Post Mortem Report
The purpose of this post-mortem is to detail the investigations and subsequent findings of the impact of Cloud Mail incident of May 26 2022.
Background
- On Zimbra, we perform regular proactive maintenance on our LDAP servers.
- This involves reloading of the LDAP Databases on all masters and replica servers using a backup of one of the master databases.
- This is done quarterly to maintain optimal performance of the LDAP service.
- This process has been performed over the last 3 years in conjunction with our vendor without issue.
On Wednesday 25th May 2022:
- An LDAP maintenance change was performed on the evening of the 25th at 20:00.
- A SYNAQ Engineer was working with our vendor engineer for this change and a miscommunication occurred between them, which resulted in the incorrect backup being applied (it was a legacy backup from January 18 2022), instead of current backup taken from a master that evening.

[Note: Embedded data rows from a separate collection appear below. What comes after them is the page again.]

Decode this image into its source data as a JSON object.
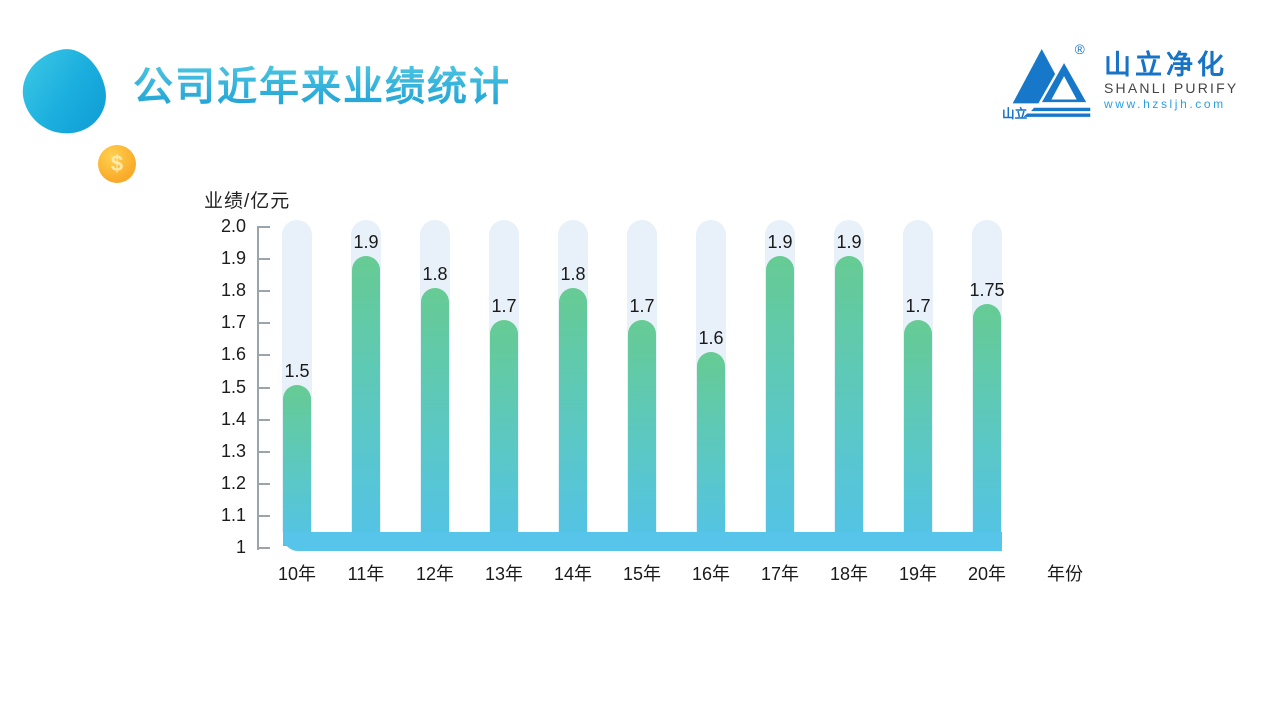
{
  "slide": {
    "title": "公司近年来业绩统计"
  },
  "decor": {
    "coin_symbol": "$"
  },
  "logo": {
    "brand_cn": "山立净化",
    "brand_en": "SHANLI PURIFY",
    "website": "www.hzsljh.com",
    "mark_text": "山立",
    "registered": "®"
  },
  "chart_data": {
    "type": "bar",
    "title": "公司近年来业绩统计",
    "ylabel": "业绩/亿元",
    "xlabel": "年份",
    "categories": [
      "10年",
      "11年",
      "12年",
      "13年",
      "14年",
      "15年",
      "16年",
      "17年",
      "18年",
      "19年",
      "20年"
    ],
    "values": [
      1.5,
      1.9,
      1.8,
      1.7,
      1.8,
      1.7,
      1.6,
      1.9,
      1.9,
      1.7,
      1.75
    ],
    "value_labels": [
      "1.5",
      "1.9",
      "1.8",
      "1.7",
      "1.8",
      "1.7",
      "1.6",
      "1.9",
      "1.9",
      "1.7",
      "1.75"
    ],
    "ylim": [
      1,
      2
    ],
    "yticks": [
      1,
      1.1,
      1.2,
      1.3,
      1.4,
      1.5,
      1.6,
      1.7,
      1.8,
      1.9,
      2.0
    ],
    "ytick_labels": [
      "1",
      "1.1",
      "1.2",
      "1.3",
      "1.4",
      "1.5",
      "1.6",
      "1.7",
      "1.8",
      "1.9",
      "2.0"
    ],
    "grid": false,
    "legend": null,
    "colors": {
      "bar_top": "#66cb93",
      "bar_mid": "#5bc8c3",
      "bar_bottom": "#53c3e8",
      "band": "#56c5e9",
      "track": "#e8f1fa",
      "axis": "#9aa4ac",
      "label": "#1a1a1a"
    }
  }
}
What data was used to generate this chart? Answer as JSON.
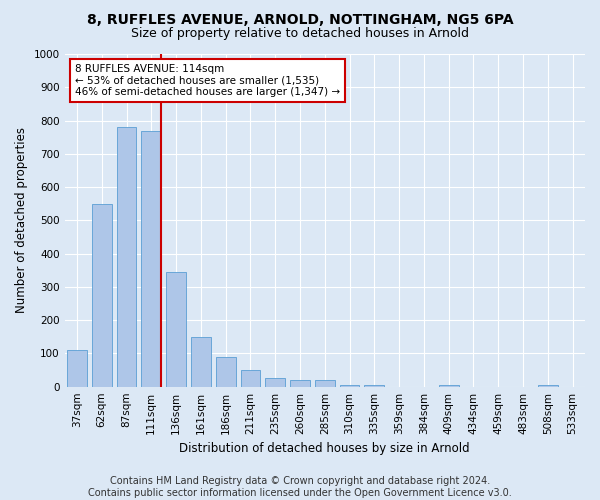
{
  "title1": "8, RUFFLES AVENUE, ARNOLD, NOTTINGHAM, NG5 6PA",
  "title2": "Size of property relative to detached houses in Arnold",
  "xlabel": "Distribution of detached houses by size in Arnold",
  "ylabel": "Number of detached properties",
  "footer1": "Contains HM Land Registry data © Crown copyright and database right 2024.",
  "footer2": "Contains public sector information licensed under the Open Government Licence v3.0.",
  "categories": [
    "37sqm",
    "62sqm",
    "87sqm",
    "111sqm",
    "136sqm",
    "161sqm",
    "186sqm",
    "211sqm",
    "235sqm",
    "260sqm",
    "285sqm",
    "310sqm",
    "335sqm",
    "359sqm",
    "384sqm",
    "409sqm",
    "434sqm",
    "459sqm",
    "483sqm",
    "508sqm",
    "533sqm"
  ],
  "values": [
    110,
    550,
    780,
    770,
    345,
    150,
    90,
    50,
    25,
    20,
    20,
    5,
    5,
    0,
    0,
    5,
    0,
    0,
    0,
    5,
    0
  ],
  "bar_color": "#aec6e8",
  "bar_edge_color": "#5a9fd4",
  "red_line_color": "#cc0000",
  "annotation_text": "8 RUFFLES AVENUE: 114sqm\n← 53% of detached houses are smaller (1,535)\n46% of semi-detached houses are larger (1,347) →",
  "annotation_box_color": "#ffffff",
  "annotation_border_color": "#cc0000",
  "property_bin_index": 3,
  "ylim": [
    0,
    1000
  ],
  "yticks": [
    0,
    100,
    200,
    300,
    400,
    500,
    600,
    700,
    800,
    900,
    1000
  ],
  "background_color": "#dce8f5",
  "plot_bg_color": "#dce8f5",
  "grid_color": "#ffffff",
  "title1_fontsize": 10,
  "title2_fontsize": 9,
  "axis_label_fontsize": 8.5,
  "tick_fontsize": 7.5,
  "footer_fontsize": 7
}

On Thursday 26th May 2022: Authentication Failures Experienced
- [07:00am]: We received reports of a subset of clients that were experiencing authentication issues (i.e. could not login to their mailbox).

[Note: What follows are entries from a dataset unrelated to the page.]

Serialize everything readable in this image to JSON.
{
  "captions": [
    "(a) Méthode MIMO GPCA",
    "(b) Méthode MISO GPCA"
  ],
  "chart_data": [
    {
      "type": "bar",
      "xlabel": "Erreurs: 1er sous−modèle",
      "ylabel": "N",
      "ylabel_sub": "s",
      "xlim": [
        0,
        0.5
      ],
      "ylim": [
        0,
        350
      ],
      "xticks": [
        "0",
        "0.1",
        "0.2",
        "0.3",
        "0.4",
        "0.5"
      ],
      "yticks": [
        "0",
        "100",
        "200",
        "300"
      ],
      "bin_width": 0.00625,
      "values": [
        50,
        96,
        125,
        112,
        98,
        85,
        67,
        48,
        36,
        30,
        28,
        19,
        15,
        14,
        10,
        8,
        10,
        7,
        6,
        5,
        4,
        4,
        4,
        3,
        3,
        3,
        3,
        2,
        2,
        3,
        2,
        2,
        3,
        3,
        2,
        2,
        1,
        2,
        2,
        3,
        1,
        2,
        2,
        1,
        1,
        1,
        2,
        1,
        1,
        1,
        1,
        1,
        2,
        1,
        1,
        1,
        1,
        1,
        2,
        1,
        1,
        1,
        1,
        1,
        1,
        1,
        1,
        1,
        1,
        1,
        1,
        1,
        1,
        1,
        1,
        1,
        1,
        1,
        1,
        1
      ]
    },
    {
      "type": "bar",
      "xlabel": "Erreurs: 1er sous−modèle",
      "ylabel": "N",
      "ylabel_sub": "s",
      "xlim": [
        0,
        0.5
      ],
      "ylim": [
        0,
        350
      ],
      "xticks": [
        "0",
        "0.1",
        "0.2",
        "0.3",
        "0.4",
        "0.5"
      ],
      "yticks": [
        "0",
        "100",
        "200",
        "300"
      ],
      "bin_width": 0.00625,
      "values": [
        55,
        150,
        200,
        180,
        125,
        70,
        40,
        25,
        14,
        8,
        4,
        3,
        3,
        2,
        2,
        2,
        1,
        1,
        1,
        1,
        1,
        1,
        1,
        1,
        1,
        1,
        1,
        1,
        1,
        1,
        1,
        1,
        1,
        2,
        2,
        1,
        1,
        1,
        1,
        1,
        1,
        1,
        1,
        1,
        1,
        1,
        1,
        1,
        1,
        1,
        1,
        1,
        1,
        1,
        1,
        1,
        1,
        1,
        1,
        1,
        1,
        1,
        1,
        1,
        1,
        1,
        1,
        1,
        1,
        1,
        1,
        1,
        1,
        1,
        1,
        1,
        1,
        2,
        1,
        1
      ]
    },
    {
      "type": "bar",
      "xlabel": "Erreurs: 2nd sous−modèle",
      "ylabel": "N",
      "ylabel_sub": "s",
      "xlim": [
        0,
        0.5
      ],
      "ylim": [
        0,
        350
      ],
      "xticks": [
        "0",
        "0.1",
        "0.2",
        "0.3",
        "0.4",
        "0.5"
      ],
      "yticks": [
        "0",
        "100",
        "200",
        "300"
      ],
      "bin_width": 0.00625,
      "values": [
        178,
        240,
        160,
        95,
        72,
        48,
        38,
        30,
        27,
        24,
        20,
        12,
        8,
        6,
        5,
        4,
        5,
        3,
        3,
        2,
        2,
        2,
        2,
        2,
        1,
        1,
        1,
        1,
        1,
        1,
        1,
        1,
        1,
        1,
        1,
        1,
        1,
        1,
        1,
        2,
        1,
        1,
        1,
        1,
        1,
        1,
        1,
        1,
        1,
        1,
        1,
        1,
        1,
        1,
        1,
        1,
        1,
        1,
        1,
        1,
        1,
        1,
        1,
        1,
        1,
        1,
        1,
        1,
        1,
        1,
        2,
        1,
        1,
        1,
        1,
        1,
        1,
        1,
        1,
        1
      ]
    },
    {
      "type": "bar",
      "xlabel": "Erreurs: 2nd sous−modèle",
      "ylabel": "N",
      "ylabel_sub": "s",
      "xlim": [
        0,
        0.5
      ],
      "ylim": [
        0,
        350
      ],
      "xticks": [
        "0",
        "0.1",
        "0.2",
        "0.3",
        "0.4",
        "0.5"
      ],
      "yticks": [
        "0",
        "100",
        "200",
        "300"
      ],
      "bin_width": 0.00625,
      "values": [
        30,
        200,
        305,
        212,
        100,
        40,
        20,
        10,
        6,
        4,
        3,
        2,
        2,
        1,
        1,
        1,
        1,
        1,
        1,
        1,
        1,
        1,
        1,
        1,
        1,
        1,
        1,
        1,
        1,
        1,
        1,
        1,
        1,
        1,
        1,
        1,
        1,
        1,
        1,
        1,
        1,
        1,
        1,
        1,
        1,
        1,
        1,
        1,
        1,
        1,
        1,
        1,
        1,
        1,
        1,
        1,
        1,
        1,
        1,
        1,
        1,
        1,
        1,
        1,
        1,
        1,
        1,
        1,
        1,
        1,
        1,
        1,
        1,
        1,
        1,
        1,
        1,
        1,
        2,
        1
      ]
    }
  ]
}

- Our engineers investigated the issue and we uncovered that we were working on incorrect version of the LDAP database
- [8:03am – 9:31am]: SYNAQ engineers took the LDAP system down for the purposes of restoring the most current version of the backups to all LDAP servers and this reloading to approximately 90 minutes.

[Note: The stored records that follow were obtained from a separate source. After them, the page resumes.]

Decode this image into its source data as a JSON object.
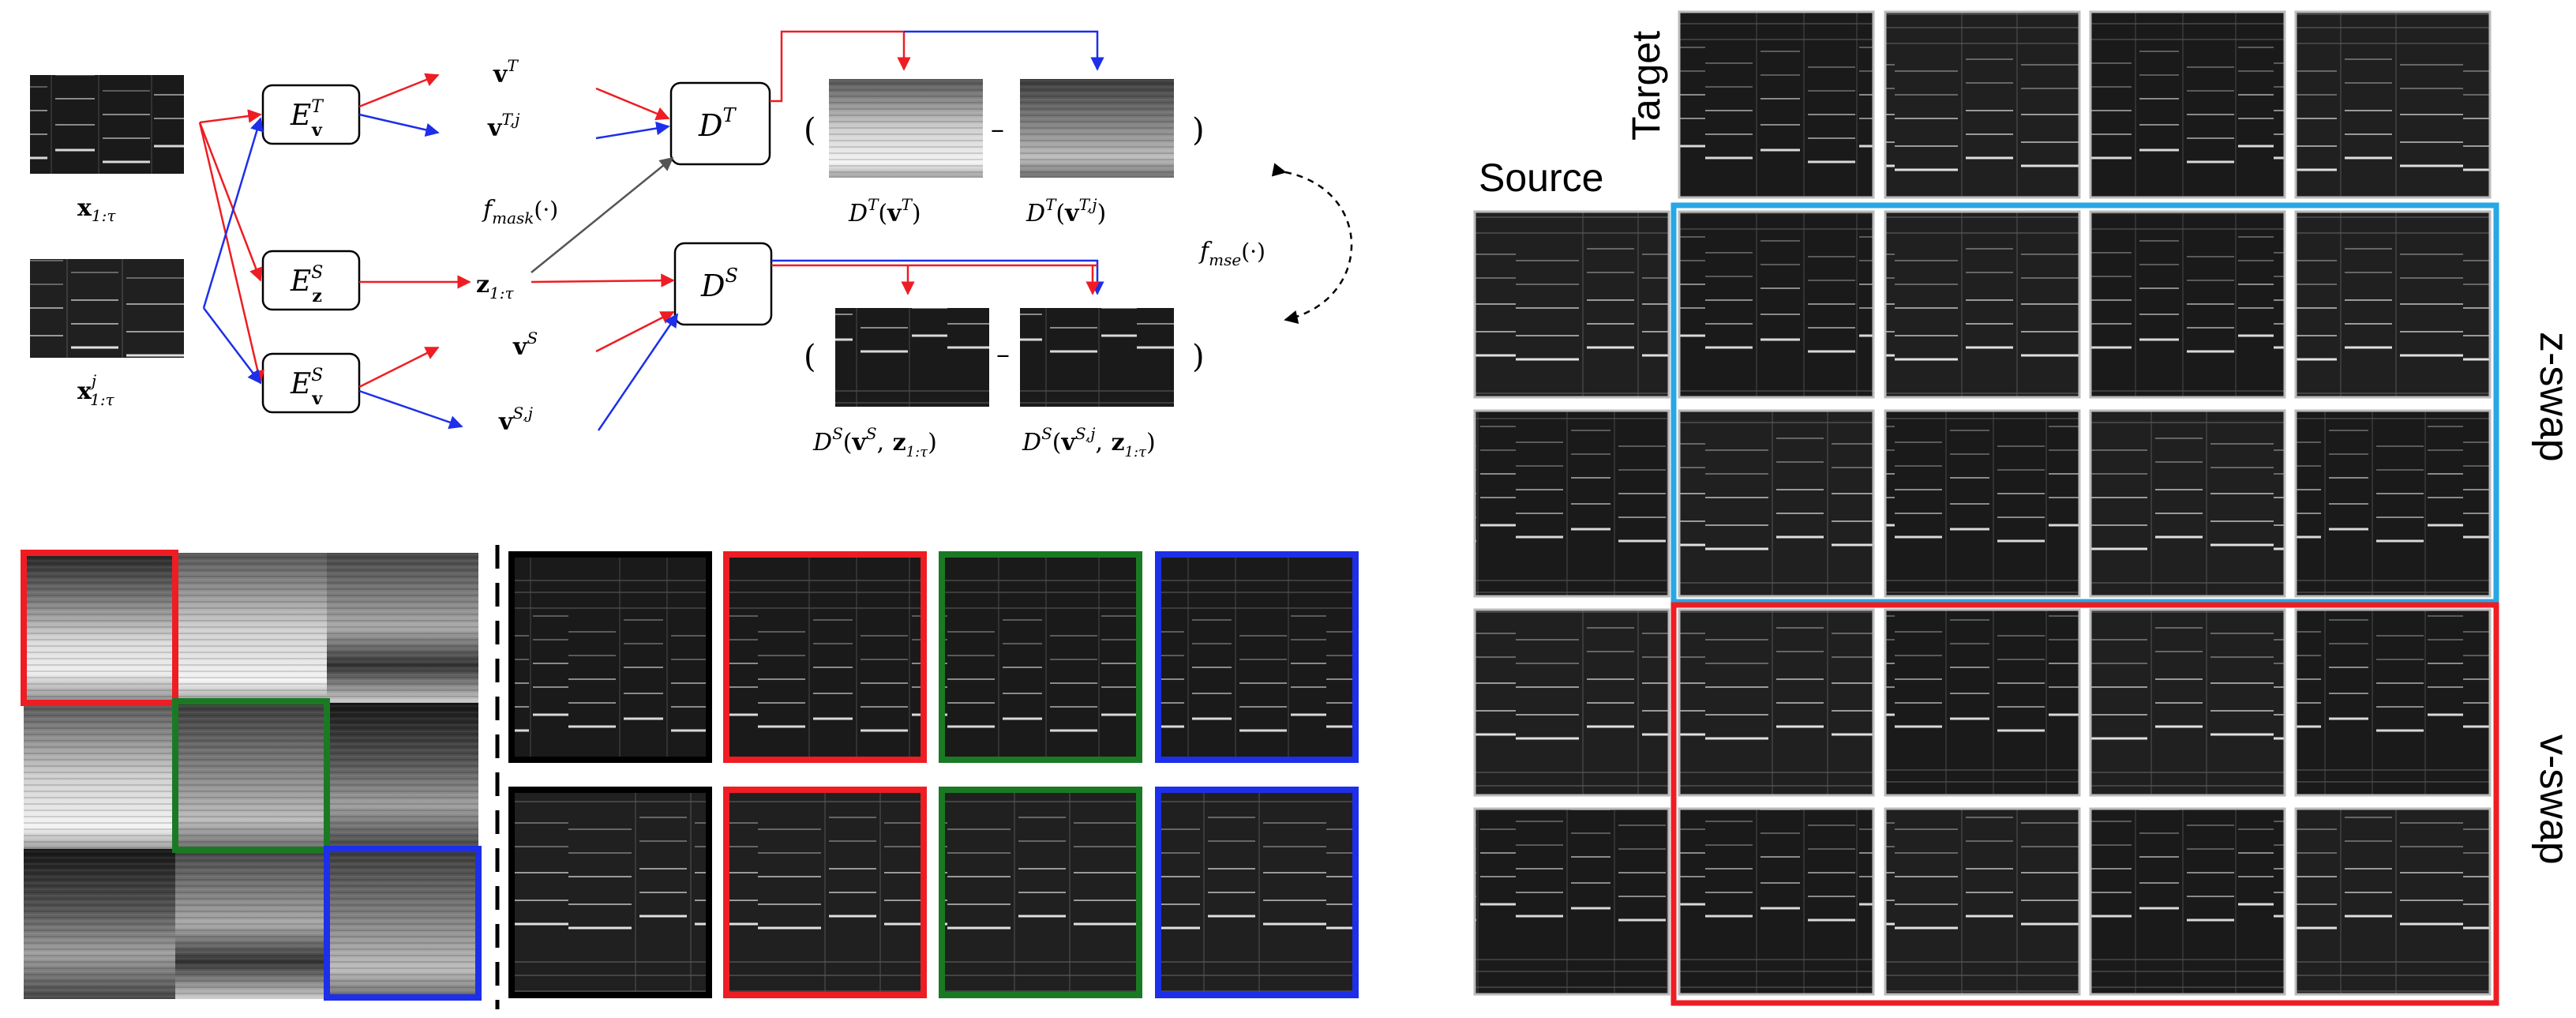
{
  "diagram": {
    "inputs": [
      {
        "base": "x",
        "sub": "1:τ",
        "sup": ""
      },
      {
        "base": "x",
        "sub": "1:τ",
        "sup": "j"
      }
    ],
    "encoders": [
      {
        "base": "E",
        "sub": "v",
        "sup": "T"
      },
      {
        "base": "E",
        "sub": "z",
        "sup": "S"
      },
      {
        "base": "E",
        "sub": "v",
        "sup": "S"
      }
    ],
    "latents": {
      "vT": {
        "base": "v",
        "sup": "T"
      },
      "vTj": {
        "base": "v",
        "sup": "T,j"
      },
      "z": {
        "base": "z",
        "sub": "1:τ"
      },
      "vS": {
        "base": "v",
        "sup": "S"
      },
      "vSj": {
        "base": "v",
        "sup": "S,j"
      }
    },
    "decoders": [
      {
        "base": "D",
        "sup": "T"
      },
      {
        "base": "D",
        "sup": "S"
      }
    ],
    "f_mask": {
      "base": "f",
      "sub": "mask",
      "arg": "(·)"
    },
    "f_mse": {
      "base": "f",
      "sub": "mse",
      "arg": "(·)"
    },
    "paren_open": "(",
    "paren_close": ")",
    "minus": "–",
    "outputs": {
      "dt_a": "D^T(v^T)",
      "dt_b": "D^T(v^T,j)",
      "ds_a": "D^S(v^S, z_1:τ)",
      "ds_b": "D^S(v^S,j, z_1:τ)"
    }
  },
  "grid": {
    "target_label": "Target",
    "source_label": "Source",
    "z_swap_label": "z-swap",
    "v_swap_label": "v-swap"
  },
  "colors": {
    "red": "#ee1d23",
    "blue": "#1d2fe8",
    "green": "#1a7a24",
    "black": "#000000",
    "cyan": "#27a7e4",
    "gray_arrow": "#555555"
  }
}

- Authentication services were restored at 09:31 AM.
Remedial Actions
Immediate – 0-3 months:
- Improve and verify standard operating procedure for LDAP optimisation process with additional test cases.
- Build an additional monitoring alert that allows us to detect anomalous changes in expected data found in LDAP after a reload process is performed.
Long term: 6 – 12 months:
- Zimbra 9 – LDAP fixes and improvements.